Huawei is at the centre of US-Chinese tensions over technology and accusations of cyber-spying and violating trade sanctions on Iran.
The company’s chief financial officer was arrested in December in Canada on US charges of lying to banks about dealings with Iran. Beijing has detained two Canadians and blocked imports of canola from Canada in what is widely seen as an attempt to compel her release.
Huawei’s US market evaporated after a 2012 congressional report labelled the company a security threat, but sales elsewhere grew rapidly.
Huawei passed Apple last year as the number two global smartphone brand behind Samsung and earlier passed Ericsson as the number one network gear seller.
Australia, Japan and Taiwan have imposed curbs on use of Huawei technology, but Germany, France and other governments have resisted US demands to exclude it from 5G networks.

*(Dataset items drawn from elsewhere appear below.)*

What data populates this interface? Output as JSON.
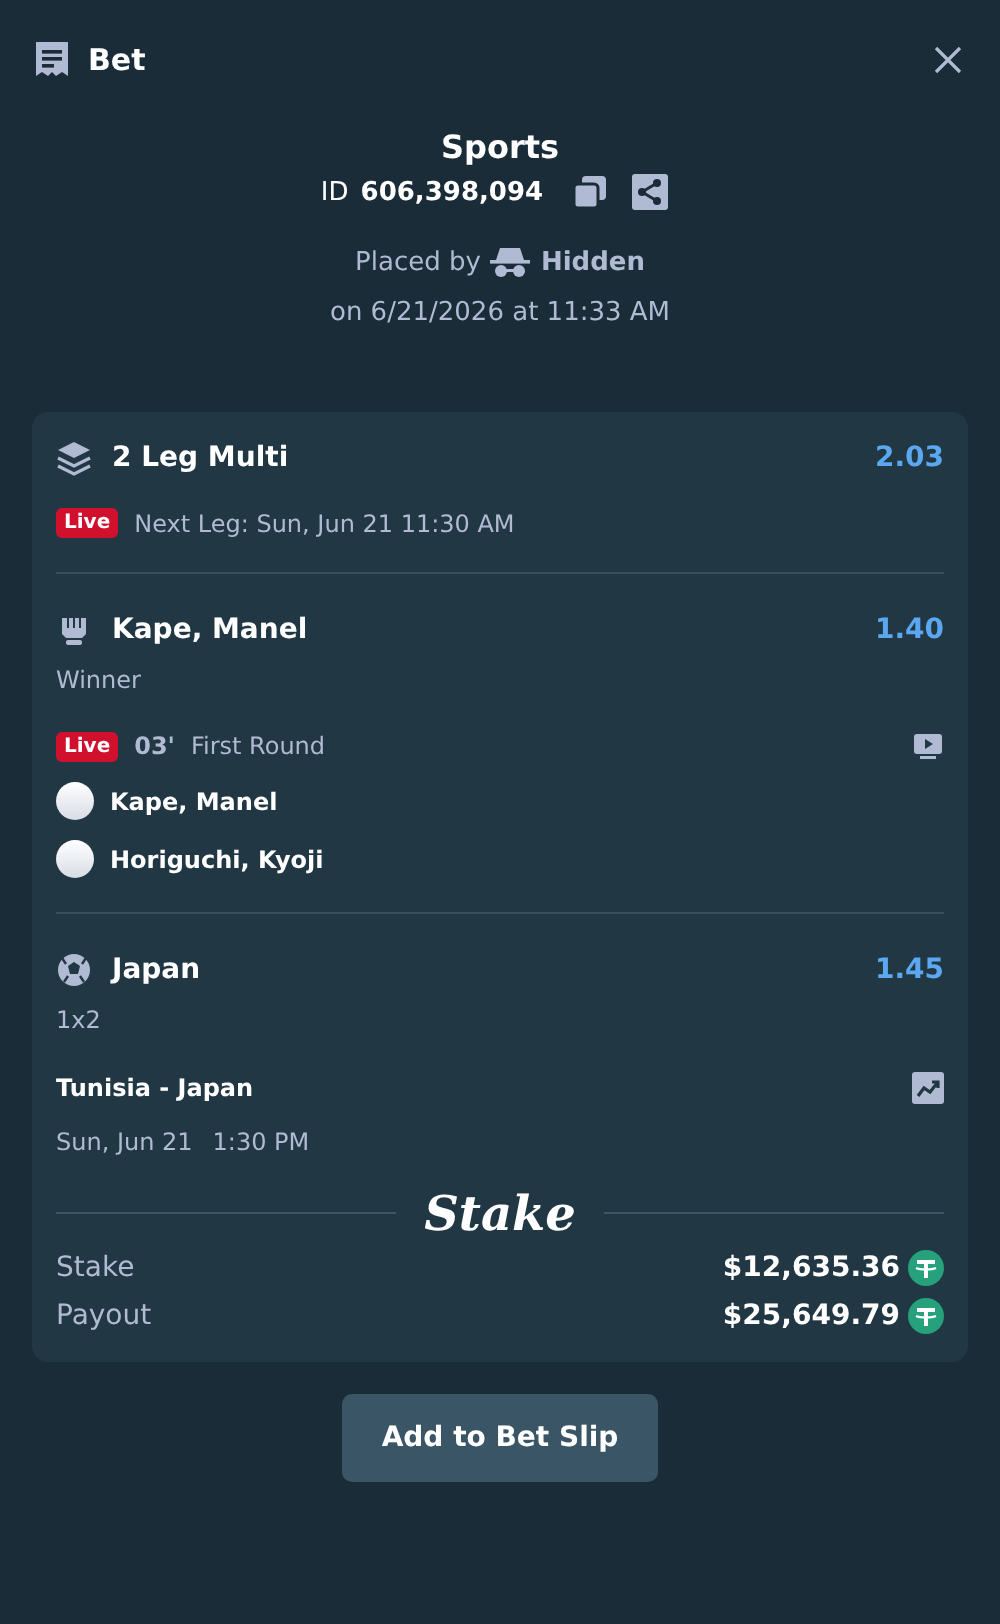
{
  "header": {
    "title": "Bet"
  },
  "summary": {
    "category": "Sports",
    "id_label": "ID",
    "id": "606,398,094",
    "placed_by": "Placed by",
    "user": "Hidden",
    "placed_on": "on 6/21/2026 at 11:33 AM"
  },
  "multi": {
    "title": "2 Leg Multi",
    "odds": "2.03",
    "live": true,
    "live_badge": "Live",
    "next_leg": "Next Leg: Sun, Jun 21 11:30 AM"
  },
  "legs": [
    {
      "kind": "fight",
      "title": "Kape, Manel",
      "odds": "1.40",
      "market": "Winner",
      "live": true,
      "live_badge": "Live",
      "clock": "03'",
      "period": "First Round",
      "competitors": [
        "Kape, Manel",
        "Horiguchi, Kyoji"
      ]
    },
    {
      "kind": "match",
      "title": "Japan",
      "odds": "1.45",
      "market": "1x2",
      "event": "Tunisia - Japan",
      "date": "Sun, Jun 21",
      "time": "1:30 PM"
    }
  ],
  "brand": "Stake",
  "totals": [
    {
      "label": "Stake",
      "amount": "$12,635.36"
    },
    {
      "label": "Payout",
      "amount": "$25,649.79"
    }
  ],
  "button": "Add to Bet Slip"
}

Carriers complain that would reduce competition, raise prices and delay the rollout of 5G services.
Huawei has opened testing centres in Britain, Germany and Belgium for regulators to examine its products.
“We welcome the European Union’s attitude,” said Mr Guo. “They do not discriminate against vendors from any country.”
Chinese officials and some industry analysts have suggested the Trump administration might be exaggerating security concerns to hinder a competitor to US tech brands.
Huawei’s founder, Ren Zhengfei, told reporters earlier this year the latest US criticism had yet to hurt sales. But Mr Guo said on Friday the company has to spend more time talking to potential customers “to address their concerns”.
Despite that, Huawei’s sales last year rose 19.5% over 2017. That was driven by double-digit gains for its consumer and enterprise units, while sales of network gear to phone and internet carriers were unchanged at 62.3 billion US dollars.
Profit rose 25.1% to 8.6 billion US dollars (£6.6 billion)
Mr Guo blamed weak network gear sales on a temporary lull in investment by carriers. He expressed confidence 5G sales will take off this year.